Data structure found in the input space of d = 43 lipid marker serum concentration acquired from patients with multiple sclerosis and from healthy controls. The data structure has been obtained by means of data projection principal component analysis on the non-normalized data as suggested by the results of the PC-corr analysis102. The PCA plot associated to this analysis shows the sample separation in the first and fourth component (PC1 versus PC4); the fourth component was chosen as it yielded the best explained variance for unnormalized, centered PCA after the first one. The figure has been created using the R software package (version 3.4.2 for Linux; http://CRAN.R-project.org/)43, an R script provided with the description of the PC-corr analysis (pccorrv2.R, https://github.com/biomedical-cybernetics/PC-corr_net)102.
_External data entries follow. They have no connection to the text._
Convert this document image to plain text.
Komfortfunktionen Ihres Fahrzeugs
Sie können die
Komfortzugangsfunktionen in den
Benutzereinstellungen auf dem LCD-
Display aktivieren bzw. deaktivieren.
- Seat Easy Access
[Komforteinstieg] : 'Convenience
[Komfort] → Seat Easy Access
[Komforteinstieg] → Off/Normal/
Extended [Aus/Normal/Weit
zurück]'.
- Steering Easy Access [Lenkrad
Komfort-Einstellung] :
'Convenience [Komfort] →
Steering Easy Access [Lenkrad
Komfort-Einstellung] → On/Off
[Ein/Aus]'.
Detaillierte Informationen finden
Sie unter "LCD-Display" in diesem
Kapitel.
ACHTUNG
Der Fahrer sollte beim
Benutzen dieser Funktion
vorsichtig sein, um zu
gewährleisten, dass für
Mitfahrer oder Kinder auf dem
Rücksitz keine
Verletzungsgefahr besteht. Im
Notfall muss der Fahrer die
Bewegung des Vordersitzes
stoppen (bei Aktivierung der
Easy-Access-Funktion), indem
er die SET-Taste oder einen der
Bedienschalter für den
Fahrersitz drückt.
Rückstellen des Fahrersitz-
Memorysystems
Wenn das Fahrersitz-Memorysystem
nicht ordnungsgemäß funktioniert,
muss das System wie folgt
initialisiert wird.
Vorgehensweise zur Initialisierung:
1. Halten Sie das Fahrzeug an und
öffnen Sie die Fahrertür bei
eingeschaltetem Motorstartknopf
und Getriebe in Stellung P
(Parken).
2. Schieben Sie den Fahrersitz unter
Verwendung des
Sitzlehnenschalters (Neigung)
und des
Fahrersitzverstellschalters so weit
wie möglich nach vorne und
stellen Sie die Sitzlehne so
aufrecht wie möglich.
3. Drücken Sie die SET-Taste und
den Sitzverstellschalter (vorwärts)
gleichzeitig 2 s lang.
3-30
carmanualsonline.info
To address possible overfitting, the present data set was split into training and test data sets, nested cross-validation and random resampling being used. Ideally, an independently acquired second data set would have served this purpose. The present analysis provided a basis for further pursuing the development of a serum-lipidomics based MS biomarker. However, instead of acquiring similar data set to again verify the present results, the present results indicate that the next research efforts should rather focus on a marker for early diagnosis. Therefore, a prospective study enrolling patients with unclear symptoms or mono-symptomatic disease typical for early MS stages2 is the preferred next step in this project. A further limitation should also be prospectively addressed, namely, the age difference observed here between the MS patients and healthy controls. While this was eliminated in the preprocessing of the present data set, a prospective study should use age-matching in the inclusion criteria. This would eliminate the necessity to rescale the marker concentrations, as shown in the legend of Table 3. Moreover, the present study enrolment neglected the use of contraceptives, recently shown to alter lipid patterns104. However, if this had been an important confounder, a separate group would have emerged among the healthy subjects on the U-matrix (Fig. 3), which was not observed.

Conclusions

Presently, the diagnosis of MS is based on clinical parameters such as the number of relapses, the number and size of the lesions detected by MRI, spinal fluid diagnostics and clinical symptoms characterized by the expanded disability status scale (EDSS). Several clinical criteria are necessary to diagnose MS and to initiate therapy that should be started after the first appearance of clinical symptoms to reduce residual impairment3. Therefore, there is a need for a non-invasive biomarker for diagnosis of MS and differentiation of other neurologic diseases, which may mimic MS. In the context of MS, biomarkers are also being sought for the prediction of the disease course and to monitor the response to therapy82,83. Using a data-driven approach in a cohort of 102 MS patients and 301 healthy subjects, we have identified a set of serum-based lipid markers of several classes, reported to be modulated in MS (ceramides, sphingolipids, LPAs, endocannabinoids, prostaglandins, pterins, DHETs and HETEs). These could be employed for the diagnosis of MS. Applying unsupervised machine-learning techniques, a data structure, largely agreeing with the clinical diagnoses, was observed that supports the proposal that the set of lipid markers contained information suitable to create a diagnostic tool for multiple sclerosis. Using subsequently supervised machine-learning techniques, a classifier was developed that finally takes the form of a questionnaire with a small set of “yes/no” decisions about lipid biomarker concentrations. The classifier (biomarker) included biologically plausible features, with respect to the identified subset of lipid markers, and predicted MS with an accuracy of approximately 95% in the present data set. This encourages further efforts to establish an MS biomarker based on serum lipidomics23,55.